Bhagiratha, un des descendants de Sagar, apprit le destin de ses ancêtres. Il fit le vœu de faire descendre Gangâ sur terre car Elle seule pourrait retrouver les cendres des fils de Sagar et les expédier, de son flot puissant, vers les cieux. Bhâgirathâ pria Brahma qui accéda à sa demande et ordonna à Gangâ de s'exécuter. Mais Gangâ pensa qu'on la sous-estimait pour lui demander ce genre de tâche et décida donc de balayer la terre entière.
Alarmé, Bhâgirathâ pria Shiva de briser la force du flot torrentueux de Gangâ qui chuta avec une puissance inouïe sur la tête de Shiva. Mais le grand Dieu l'emprisonna dans sa chevelure, ce qui lui vaut l'épithète de Gangâdhara (Porteur de Gangâ) et elle en ressortit assagie.

   La Déesse est une belle jeune femme se tenant debout sur son véhicule (vâhana), le makara. Celui-ci est une créature aquatique mythique que l'on interprète parfois comme un gavial du Gange. C'est un animal avec une petite trompe comme un éléphant de mer, la dentition du crocodile et une queue de poisson. Dans ses représentations tardives, la makara se complique de plus en plus, avec des décorations florales. Le makara est une créature propice liée à la fécondité.
Le makara est aussi le véhicule du dieu des eaux, Varuna.
La déesse Gangâ fait partie des divinités représentées dans les temples :
  Les deux déesses fluviales, la Gangâ et son affluent, la Yamunâ, sont généralement représentées à la base des montants de la porte du temple. Dans les temples excavés anciens, on les voit sur les parois latérales de la véranda. Les Déesses sont essentiellement caractérisées par leur monture ou vahana. La Gangâ est représentée sur un makara alors que la Yamunâ est, elle aussi debout, mais sur une tortue. Dans les premiers temps figurées seules, elles sont par la suite accompagnées de petites servantes portant une ombrelle, symbole de royauté.
Leur présence à cet emplacement est liée au concept de purification (avant d'entrer dans le temple), Gangâ purifiant les "erreurs humaines". Quant à Yamunâ, elle fait référence à la zone où les deux fleuves se rencontrent, considérée comme l'un des lieux les plus sacrés de l'Inde (c'est là où se déroule l'une des Kumbhamela les plus importantes).
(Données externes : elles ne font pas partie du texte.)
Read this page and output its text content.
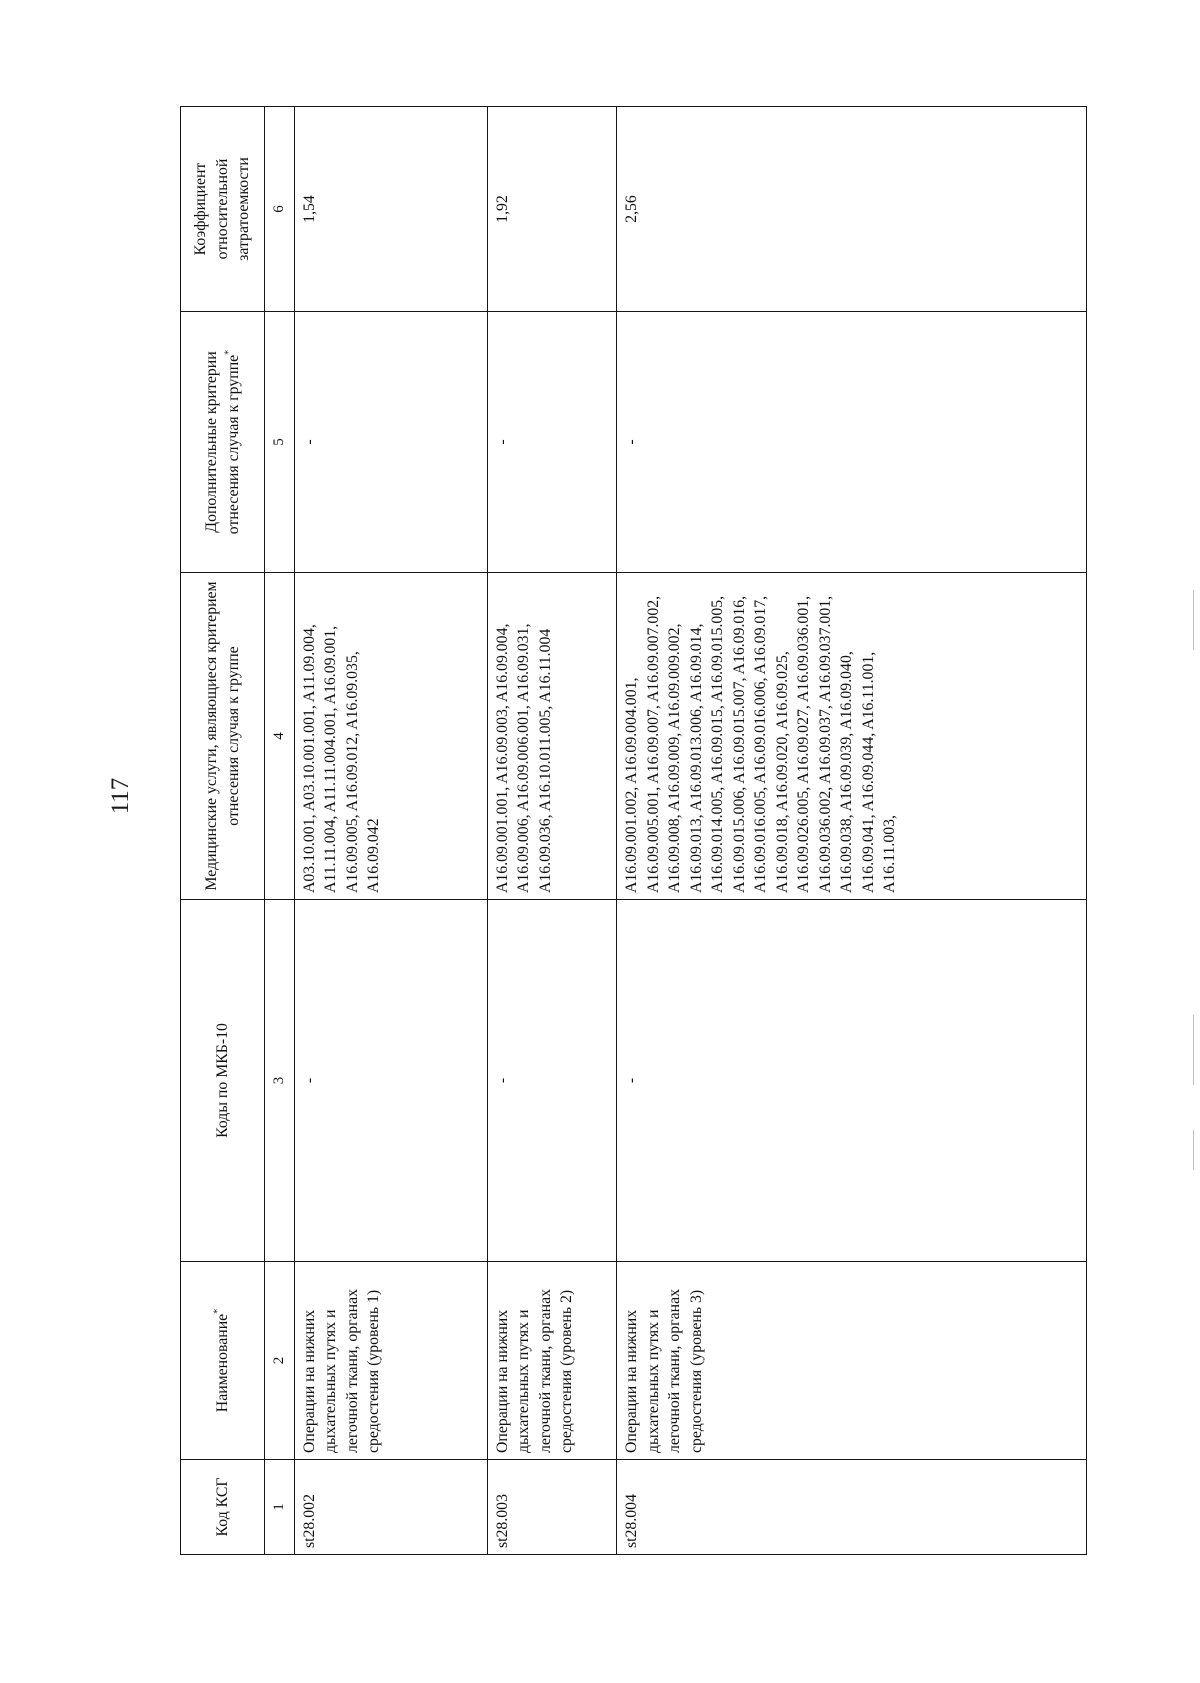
117
Код КСГ	Наименование*	Коды по МКБ-10	Медицинские услуги, являющиеся критерием отнесения случая к группе	Дополнительные критерии отнесения случая к группе*	Коэффициент относительной затратоемкости
1	2	3	4	5	6
st28.002	Операции на нижних дыхательных путях и легочной ткани, органах средостения (уровень 1)	-	A03.10.001, A03.10.001.001, A11.09.004, A11.11.004, A11.11.004.001, A16.09.001, A16.09.005, A16.09.012, A16.09.035, A16.09.042	-	1,54
st28.003	Операции на нижних дыхательных путях и легочной ткани, органах средостения (уровень 2)	-	A16.09.001.001, A16.09.003, A16.09.004, A16.09.006, A16.09.006.001, A16.09.031, A16.09.036, A16.10.011.005, A16.11.004	-	1,92
st28.004	Операции на нижних дыхательных путях и легочной ткани, органах средостения (уровень 3)	-	A16.09.001.002, A16.09.004.001, A16.09.005.001, A16.09.007, A16.09.007.002, A16.09.008, A16.09.009, A16.09.009.002, A16.09.013, A16.09.013.006, A16.09.014, A16.09.014.005, A16.09.015, A16.09.015.005, A16.09.015.006, A16.09.015.007, A16.09.016, A16.09.016.005, A16.09.016.006, A16.09.017, A16.09.018, A16.09.020, A16.09.025, A16.09.026.005, A16.09.027, A16.09.036.001, A16.09.036.002, A16.09.037, A16.09.037.001, A16.09.038, A16.09.039, A16.09.040, A16.09.041, A16.09.044, A16.11.001, A16.11.003,	-	2,56
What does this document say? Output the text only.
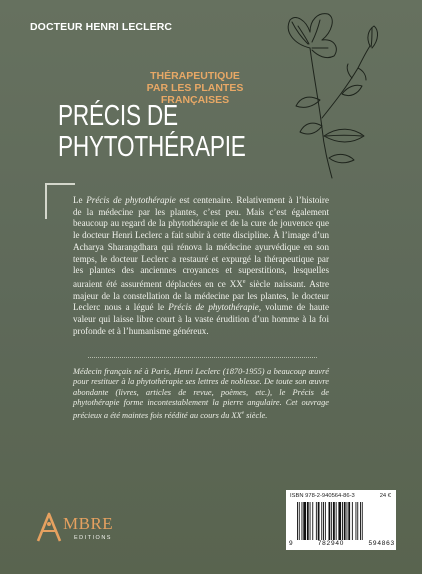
DOCTEUR HENRI LECLERC
THÉRAPEUTIQUE
PAR LES PLANTES
FRANÇAISES
PRÉCIS DE
PHYTOTHÉRAPIE

Le Précis de phytothérapie est centenaire. Relativement à l’histoire de la médecine par les plantes, c’est peu. Mais c’est également beaucoup au regard de la phytothérapie et de la cure de jouvence que le docteur Henri Leclerc a fait subir à cette discipline. À l’image d’un Acharya Sharangdhara qui rénova la médecine ayurvédique en son temps, le docteur Leclerc a restauré et expurgé la thérapeutique par les plantes des anciennes croyances et superstitions, lesquelles auraient été assurément déplacées en ce XXe siècle naissant. Astre majeur de la constellation de la médecine par les plantes, le docteur Leclerc nous a légué le Précis de phytothérapie, volume de haute valeur qui laisse libre court à la vaste érudition d’un homme à la foi profonde et à l’humanisme généreux.

Médecin français né à Paris, Henri Leclerc (1870-1955) a beaucoup œuvré pour restituer à la phytothérapie ses lettres de noblesse. De toute son œuvre abondante (livres, articles de revue, poèmes, etc.), le Précis de phytothérapie forme incontestablement la pierre angulaire. Cet ouvrage précieux a été maintes fois réédité au cours du XXe siècle.

MBRE
EDITIONS
ISBN 978-2-940564-86-3	24 €
9	782940	594863
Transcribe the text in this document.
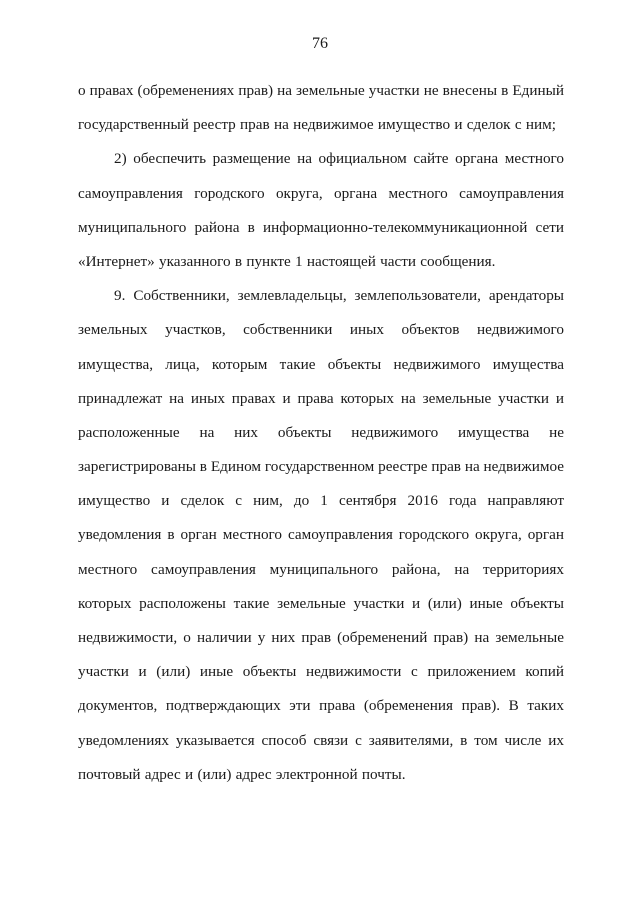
76

о правах (обременениях прав) на земельные участки не внесены в Единый
государственный реестр прав на недвижимое имущество и сделок с ним;

2) обеспечить размещение на официальном сайте органа местного
самоуправления городского округа, органа местного самоуправления
муниципального района в информационно-телекоммуникационной сети
«Интернет» указанного в пункте 1 настоящей части сообщения.

9. Собственники, землевладельцы, землепользователи, арендаторы
земельных участков, собственники иных объектов недвижимого
имущества, лица, которым такие объекты недвижимого имущества
принадлежат на иных правах и права которых на земельные участки и
расположенные на них объекты недвижимого имущества не
зарегистрированы в Едином государственном реестре прав на недвижимое
имущество и сделок с ним, до 1 сентября 2016 года направляют
уведомления в орган местного самоуправления городского округа, орган
местного самоуправления муниципального района, на территориях
которых расположены такие земельные участки и (или) иные объекты
недвижимости, о наличии у них прав (обременений прав) на земельные
участки и (или) иные объекты недвижимости с приложением копий
документов, подтверждающих эти права (обременения прав). В таких
уведомлениях указывается способ связи с заявителями, в том числе их
почтовый адрес и (или) адрес электронной почты.
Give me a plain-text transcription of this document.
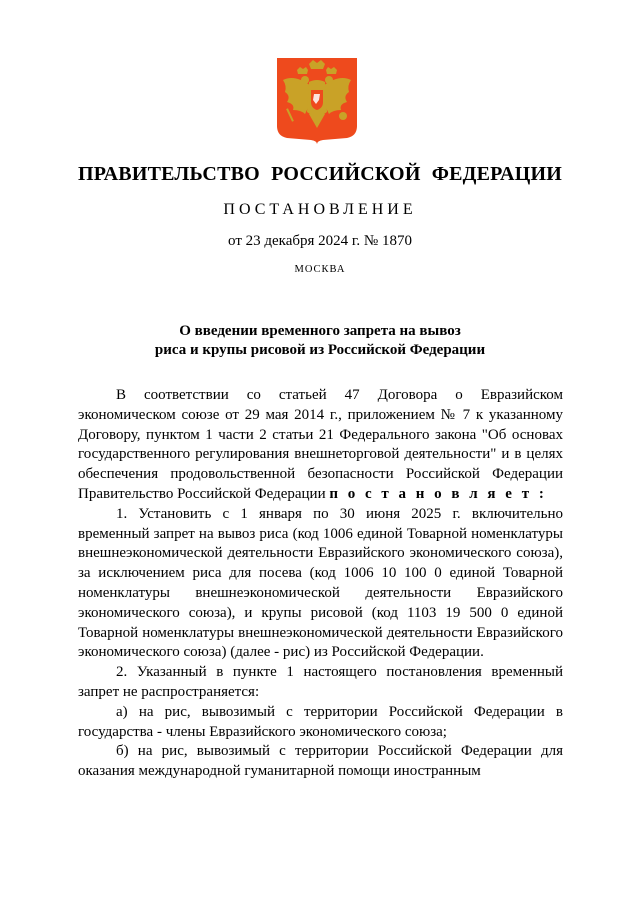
ПРАВИТЕЛЬСТВО РОССИЙСКОЙ ФЕДЕРАЦИИ
ПОСТАНОВЛЕНИЕ
от 23 декабря 2024 г. № 1870
МОСКВА
О введении временного запрета на вывоз
риса и крупы рисовой из Российской Федерации

В соответствии со статьей 47 Договора о Евразийском экономическом союзе от 29 мая 2014 г., приложением № 7 к указанному Договору, пунктом 1 части 2 статьи 21 Федерального закона "Об основах государственного регулирования внешнеторговой деятельности" и в целях обеспечения продовольственной безопасности Российской Федерации Правительство Российской Федерации п о с т а н о в л я е т :

1. Установить с 1 января по 30 июня 2025 г. включительно временный запрет на вывоз риса (код 1006 единой Товарной номенклатуры внешнеэкономической деятельности Евразийского экономического союза), за исключением риса для посева (код 1006 10 100 0 единой Товарной номенклатуры внешнеэкономической деятельности Евразийского экономического союза), и крупы рисовой (код 1103 19 500 0 единой Товарной номенклатуры внешнеэкономической деятельности Евразийского экономического союза) (далее - рис) из Российской Федерации.

2. Указанный в пункте 1 настоящего постановления временный запрет не распространяется:

а) на рис, вывозимый с территории Российской Федерации в государства - члены Евразийского экономического союза;

б) на рис, вывозимый с территории Российской Федерации для оказания международной гуманитарной помощи иностранным
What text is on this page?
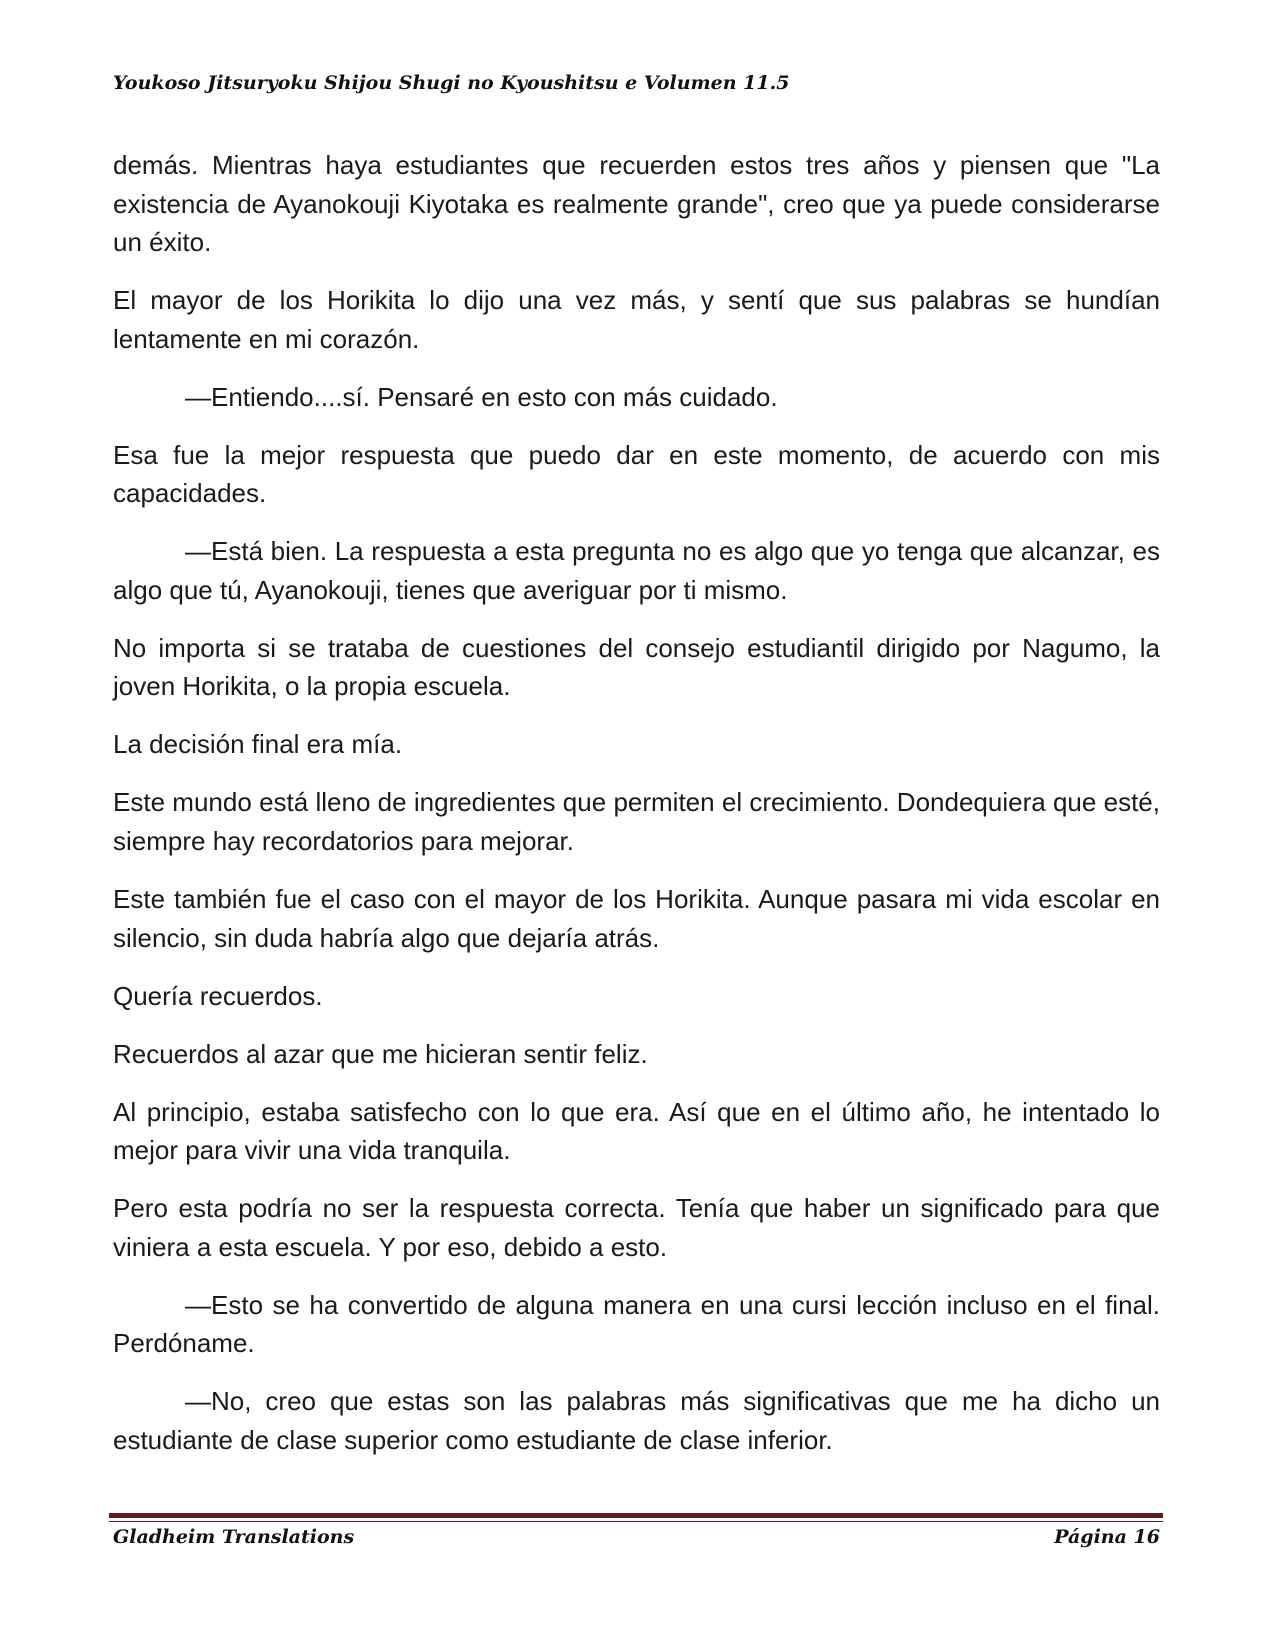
Youkoso Jitsuryoku Shijou Shugi no Kyoushitsu e Volumen 11.5

demás. Mientras haya estudiantes que recuerden estos tres años y piensen que "La existencia de Ayanokouji Kiyotaka es realmente grande", creo que ya puede considerarse un éxito.

El mayor de los Horikita lo dijo una vez más, y sentí que sus palabras se hundían lentamente en mi corazón.

—Entiendo....sí. Pensaré en esto con más cuidado.

Esa fue la mejor respuesta que puedo dar en este momento, de acuerdo con mis capacidades.

—Está bien. La respuesta a esta pregunta no es algo que yo tenga que alcanzar, es algo que tú, Ayanokouji, tienes que averiguar por ti mismo.

No importa si se trataba de cuestiones del consejo estudiantil dirigido por Nagumo, la joven Horikita, o la propia escuela.

La decisión final era mía.

Este mundo está lleno de ingredientes que permiten el crecimiento. Dondequiera que esté, siempre hay recordatorios para mejorar.

Este también fue el caso con el mayor de los Horikita. Aunque pasara mi vida escolar en silencio, sin duda habría algo que dejaría atrás.

Quería recuerdos.

Recuerdos al azar que me hicieran sentir feliz.

Al principio, estaba satisfecho con lo que era. Así que en el último año, he intentado lo mejor para vivir una vida tranquila.

Pero esta podría no ser la respuesta correcta. Tenía que haber un significado para que viniera a esta escuela. Y por eso, debido a esto.

—Esto se ha convertido de alguna manera en una cursi lección incluso en el final. Perdóname.

—No, creo que estas son las palabras más significativas que me ha dicho un estudiante de clase superior como estudiante de clase inferior.

Gladheim Translations	Página 16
  La Gangâ est également montrée dans la chevelure de Shiva (Gangadharamûrti ("le Seigneur qui porte Gangâ"), rappelant le mythe de sa descente sur terre
Gangâ est enfin désignée par un certain nombre d'épithètes : Armantyanâdi, Mandâkinî, Tripathagâ, Bâghiratî, Kirâti, Devabhutî, Khâpagâ, Harashekarâ (crête de Shiva), Mahâbhadrâ... Le terme de Gangâ lui-même est utilisé par extension pour qualifier tous les cours d'eau sacrés indiens.

 

 


DU GANGE,
mots et images de l'eau dans l'Inde ancienne

Synthèse de la conférence donnée par Colette POGGI, indianiste, UNESCO, dans le cadre de « L’Inde de l’eau », 7 novembre 2003.

   L’eau est perçue dans l’Inde ancienne comme un élément essentiel de la vie, dans son aspect physique - le corps, le monde -, et dans son aspect subtil - la vie de la pensée, de l’esprit. Ce thème est omniprésent dans la symbolique et l’imaginaire de l’Inde ainsi que dans le monde du rite, de l’art, et de la métaphysique.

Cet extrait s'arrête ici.